La matraque et la plume : hypocrisie totale en vue de l’allocution de Macron

Des journalistes matraqués exactement sept jours après qu’Emmanuel Macron ait déclaré que la France n’allait pas “changer” son droit sur la liberté d’expression même s’il “choque ailleurs” : un nouveau seuil a été franchi dans la considération qu’ont le chef de l’État et ses subordonnés de ce qui fait l’exception française.

“Choquer” et matraquer

Choquantes” : sans le vouloir, le ministre de l’Intérieur Gérald Darmanin a usé du même terme que le Président de la République, une semaine après, pour qualifier “certaines images” de la terrible répression qui s’est abattue place de la République hier lundi 23 novembre au soir. Les réfugiés, les associations d’entraide populaire, les avocats, les élus et les journalistes, tous ont été nassés – encerclés par les forces de l’ordre sans issue – et matraqués à la chaîne, asphyxiés par les gaz lacrymogènes.

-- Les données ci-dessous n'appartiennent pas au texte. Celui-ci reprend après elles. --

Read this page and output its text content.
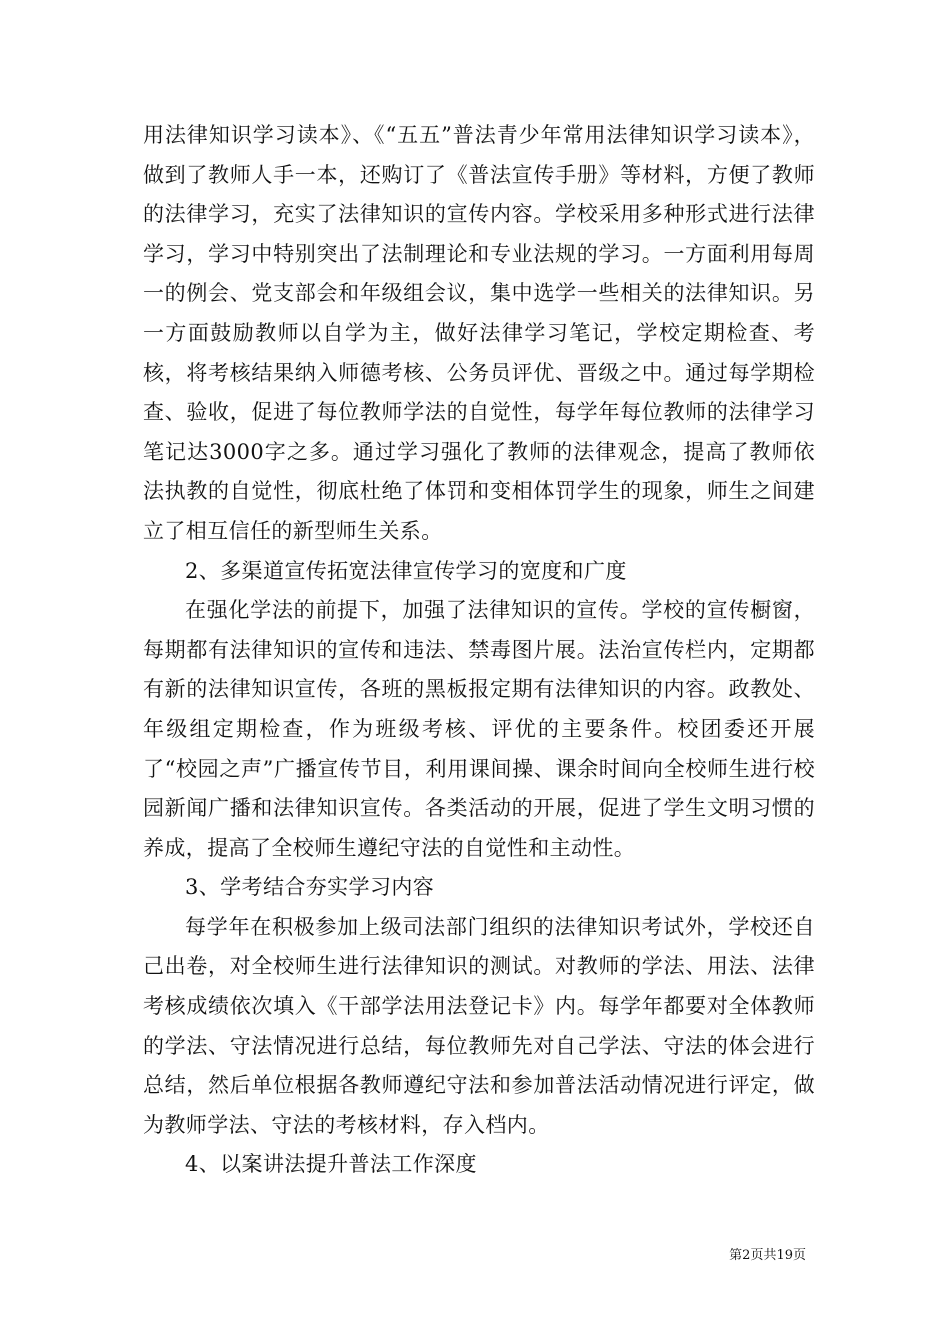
用法律知识学习读本》、《“五五”普法青少年常用法律知识学习读本》，做到了教师人手一本，还购订了《普法宣传手册》等材料，方便了教师的法律学习，充实了法律知识的宣传内容。学校采用多种形式进行法律学习，学习中特别突出了法制理论和专业法规的学习。一方面利用每周一的例会、党支部会和年级组会议，集中选学一些相关的法律知识。另一方面鼓励教师以自学为主，做好法律学习笔记，学校定期检查、考核，将考核结果纳入师德考核、公务员评优、晋级之中。通过每学期检查、验收，促进了每位教师学法的自觉性，每学年每位教师的法律学习笔记达3000字之多。通过学习强化了教师的法律观念，提高了教师依法执教的自觉性，彻底杜绝了体罚和变相体罚学生的现象，师生之间建立了相互信任的新型师生关系。

2、多渠道宣传拓宽法律宣传学习的宽度和广度

在强化学法的前提下，加强了法律知识的宣传。学校的宣传橱窗，每期都有法律知识的宣传和违法、禁毒图片展。法治宣传栏内，定期都有新的法律知识宣传，各班的黑板报定期有法律知识的内容。政教处、年级组定期检查，作为班级考核、评优的主要条件。校团委还开展了“校园之声”广播宣传节目，利用课间操、课余时间向全校师生进行校园新闻广播和法律知识宣传。各类活动的开展，促进了学生文明习惯的养成，提高了全校师生遵纪守法的自觉性和主动性。

3、学考结合夯实学习内容

每学年在积极参加上级司法部门组织的法律知识考试外，学校还自己出卷，对全校师生进行法律知识的测试。对教师的学法、用法、法律考核成绩依次填入《干部学法用法登记卡》内。每学年都要对全体教师的学法、守法情况进行总结，每位教师先对自己学法、守法的体会进行总结，然后单位根据各教师遵纪守法和参加普法活动情况进行评定，做为教师学法、守法的考核材料，存入档内。

4、以案讲法提升普法工作深度

第2页共19页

Mardi dernier, le camp de Saint-Denis a été évacué, laissant cinq cent (500 !) immigrés errer dans les rues du nord de la capitale française. Dans une action, coordonnée avec les associations et les avocats, pour rendre visible, incontournable cette misère extrême et pour protéger les premiers concernés, ces sans-abris se sont installés lundi soir Place de la République avec des tentes apportées par les bénévoles.

Déchaînement de violences

C’est donc en son cœur que la République et ses “valeurs” ont été bafouées, par un déchaînement de violences policières. A l’encontre des réfugiés, venus en majorité de régions en guerre ou en proie à un terrorisme qui frappe quotidiennement (Afrique subsaharienne, Afghanistan), mais aussi à l’égard de tous les soutiens et observateurs.

Ainsi, Rémy Buisine, principal reporter de Brut en France, n’est inconnu ni des services de l’État, ni des fonctionnaires censés “maintenir l’ordre“. Il a pourtant été la cible, à trois reprises, par le même policier alors qu’il cherchait simplement à faire son travail.

2 poids 2 mesures

Pendant que le droit d’Éric Zemmour à cracher son venin et à semer la discorde entre exploités de France sur des distinctions de cultures, de religions, de nationalités ou de prénoms, se trouve sanctuarisé en prime time, a contrario le travail patient des journalistes qui cherchent à montrer la réalité de la répression policière contre les militants progressistes et les plus opprimés de notre nation est littéralement piétiné.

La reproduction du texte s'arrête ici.